Their interpretation of “Die Post” (“The Post”) underplayed the crushing shift to the minor in the second stanza. A particularly frenzied “Rückblick” (“Retrospect”) made the moment of stillness at its conclusion even more fleeting and poignant whilst in “Irrlicht” (ldquo;Will o’ the Wisp”) a high degree of rhythmic freedom allowed the duo to articulate the music’s various characters superbly.

Occasionally, playing of a more assertive nature from Tilbrook would have yielded even greater emotional rewards – the manic interjections in “Mut!” (“Courage”) could have done with more of the fire which characterised “Der stürmische Morgen” (“The Stormy Morning”). Time and again, Gilchrist’s acute understanding of the text produced moments of real insight; his impassioned, naked weeping at the end of “Letzte Hoffnung” (“Last Hope”) being a case in point.
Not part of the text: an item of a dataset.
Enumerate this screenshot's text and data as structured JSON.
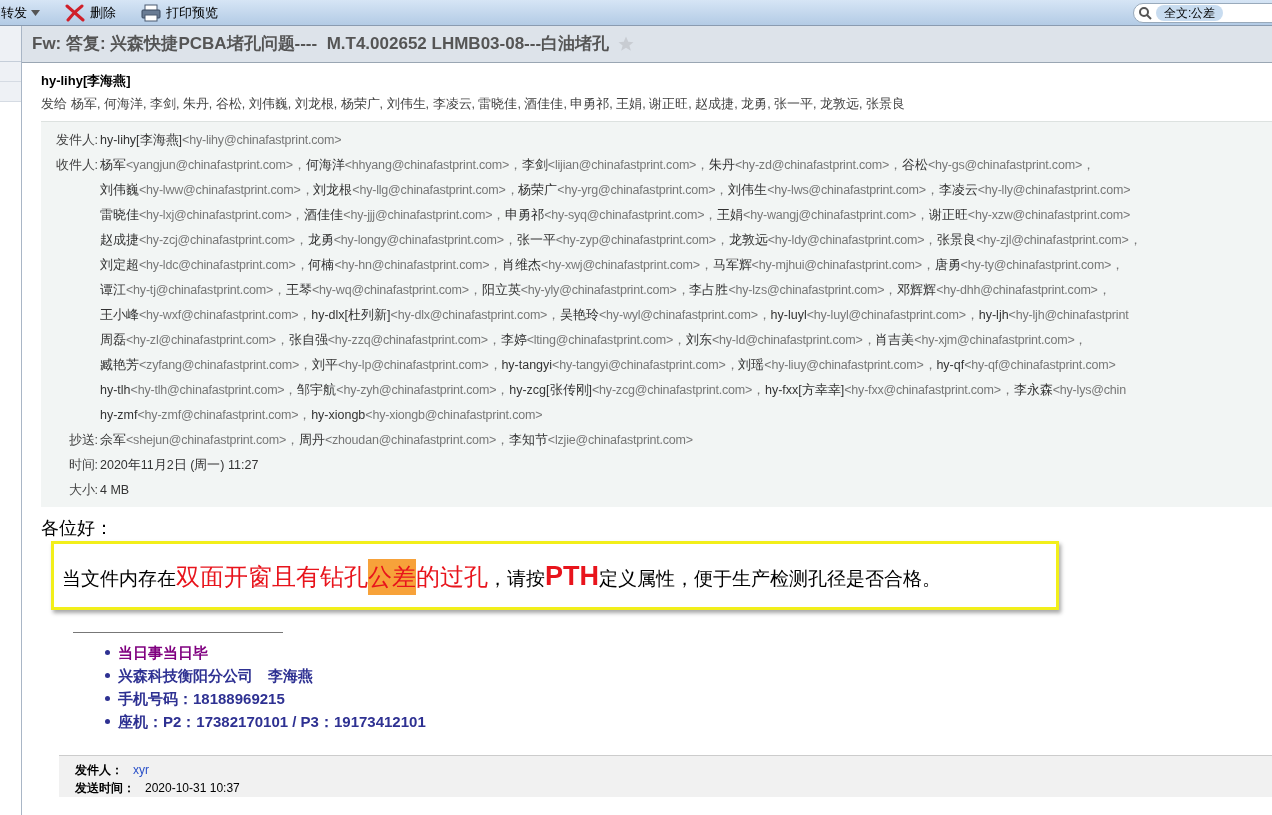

As this winter’s journey moved further towards its endpoint, the pair’s approach became ever more effective. In “Der Wegweiser” (“The Signpost”) Gilchrist’s centred physical presence seemed to capture the sheer inexorable pull of the harmonies whilst his purity of tone and sense of line in “Die Nebensonnen” (“The Phantom Suns”) was truly extraordinary. Their rendition of “Der Leiermann” (“The Organ-Grinder”) was unsettling in its simplicity; Gilchrist’s persona seemed to become ever more absent – lost in the organ-grinder’s strange dirge.

A cold, harsh and melodramatic performance of Winterreise can be a truly chilling experience but, as Gilchrist proved so brilliantly here, it is a mixture of honesty, sensitivity and human warmth that can really unlock this work’s full emotional potential.